According to the documentation (GCP Storage | Lenses Docs), the blob name can be customized in several ways. For the query:
INSERT INTO [bucketName]:*dir1/dir2*
SELECT * FROM [topicName]
PARTITIONBY _header.dt, _header.event_id
STOREAS `AVRO`
PROPERTIES(...)
The resulting filename is structured as:
*dir1/dir2*/dt=2024/09/03/eventId=123**/topicName(partition_topicOffset).ext
**
We would like to modify the last path element (in bold) to use a format such as date(optional(partition_topicOffset)).ext
instead of
topicName(partition_topicOffset).ext
.
Could you confirm if this is supported and, if so, what configuration options we should specify?
Hi @ Umar_Cheema,
The docs does indeed talk about how the blob key is set, but the key name format is not available for configuration at the moment.
So what you’re asking for it’s not possible at the moment. We would appreciate if you share with us the use case. Furthermore, if you use only the date, and within a day there is more than one flush, if object version is not enabled, it will lead to dataloss, since the blob is overwritten. Even if you use the tuple:date+ partition + offset, if your connector reads from a multi-partition topic, there’s the chance of data from different partition generating the same blob key, thus leading to data loss.

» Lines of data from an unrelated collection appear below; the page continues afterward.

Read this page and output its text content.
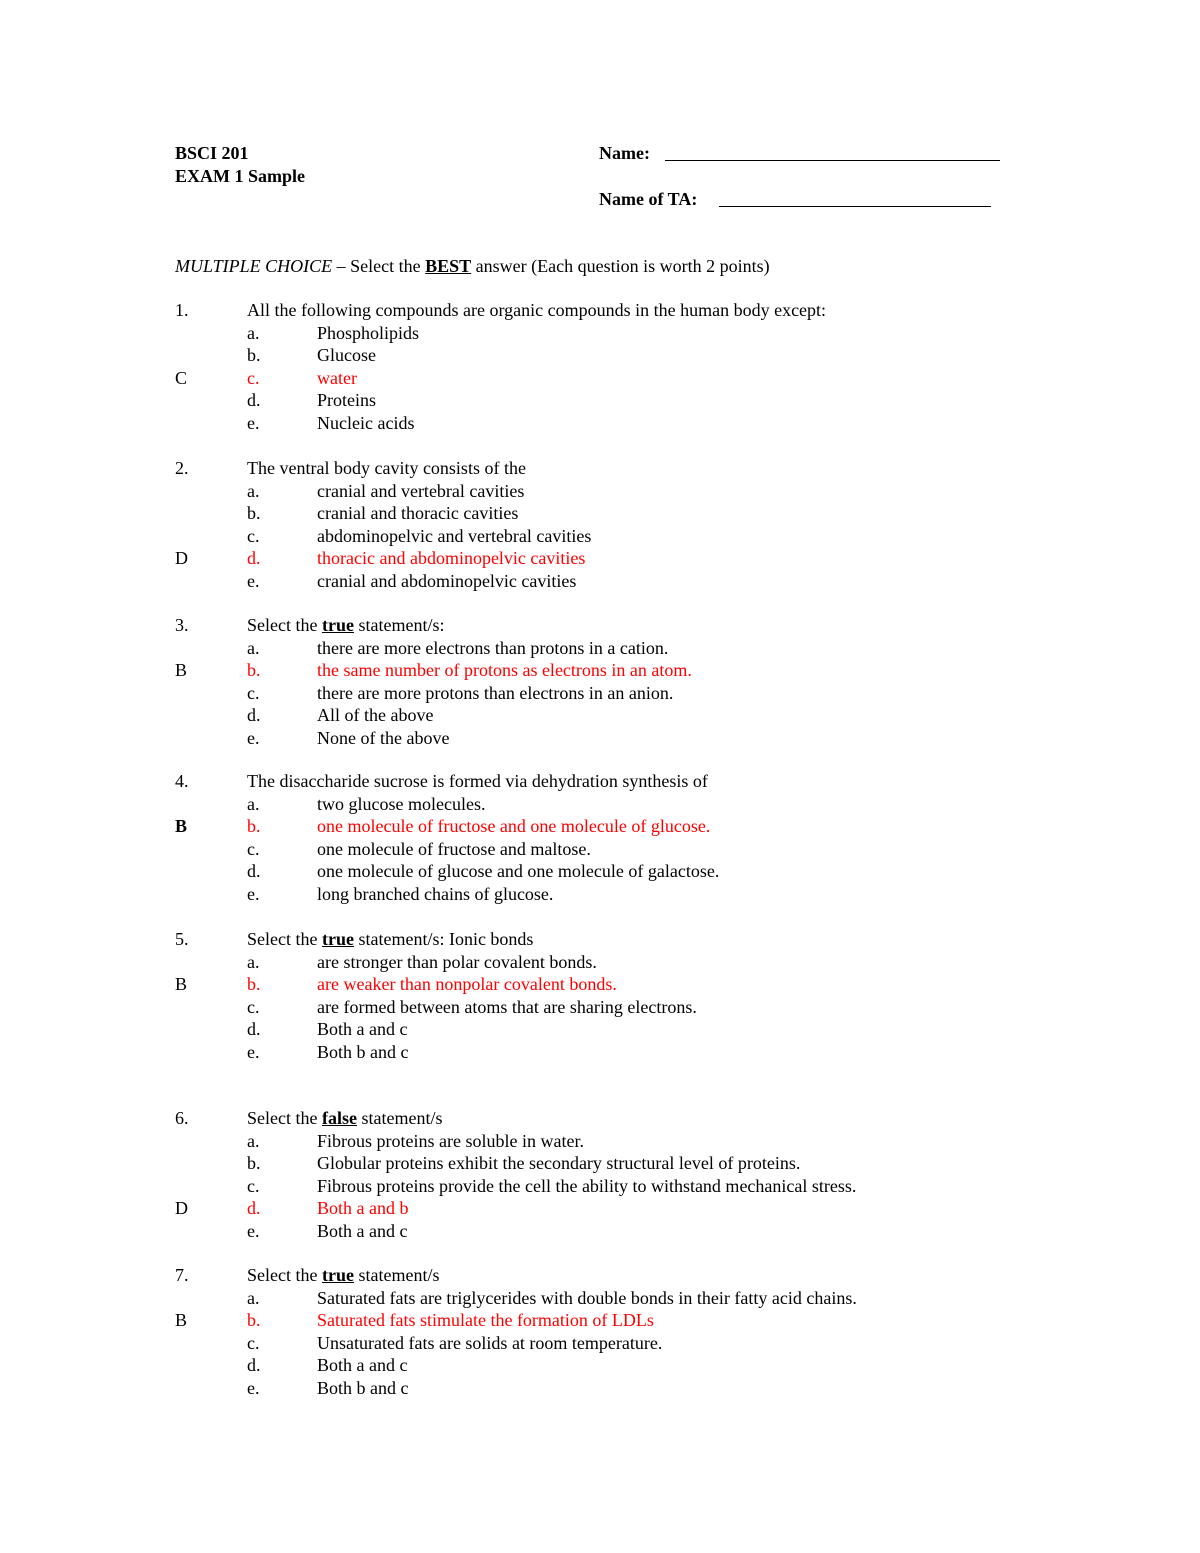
BSCI 201
EXAM 1 Sample
Name:
Name of TA:
MULTIPLE CHOICE – Select the BEST answer (Each question is worth 2 points)
1.	All the following compounds are organic compounds in the human body except:
a.	Phospholipids
b.	Glucose
C	c.	water
d.	Proteins
e.	Nucleic acids
2.	The ventral body cavity consists of the
a.	cranial and vertebral cavities
b.	cranial and thoracic cavities
c.	abdominopelvic and vertebral cavities
D	d.	thoracic and abdominopelvic cavities
e.	cranial and abdominopelvic cavities
3.	Select the true statement/s:
a.	there are more electrons than protons in a cation.
B	b.	the same number of protons as electrons in an atom.
c.	there are more protons than electrons in an anion.
d.	All of the above
e.	None of the above
4.	The disaccharide sucrose is formed via dehydration synthesis of
a.	two glucose molecules.
B	b.	one molecule of fructose and one molecule of glucose.
c.	one molecule of fructose and maltose.
d.	one molecule of glucose and one molecule of galactose.
e.	long branched chains of glucose.
5.	Select the true statement/s: Ionic bonds
a.	are stronger than polar covalent bonds.
B	b.	are weaker than nonpolar covalent bonds.
c.	are formed between atoms that are sharing electrons.
d.	Both a and c
e.	Both b and c
6.	Select the false statement/s
a.	Fibrous proteins are soluble in water.
b.	Globular proteins exhibit the secondary structural level of proteins.
c.	Fibrous proteins provide the cell the ability to withstand mechanical stress.
D	d.	Both a and b
e.	Both a and c
7.	Select the true statement/s
a.	Saturated fats are triglycerides with double bonds in their fatty acid chains.
B	b.	Saturated fats stimulate the formation of LDLs
c.	Unsaturated fats are solids at room temperature.
d.	Both a and c
e.	Both b and c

Lets say when writing up to 1000 records per file to ephemeral disk storage and uploading them out of order to GCP, a connector must wait for a bunch of files before committing an offset. If the connector crashes and restarts with a new configuration that sets 250 records per file (due to an optimization we introduced), existing files will be rewritten with the new record count. However, by including a timestamp in the filename after the last ‘/’, the files won’t be rewritten; instead, new files with different timestamps will be created, potentially causing duplicates which we can be workaround through some sort of idempotency.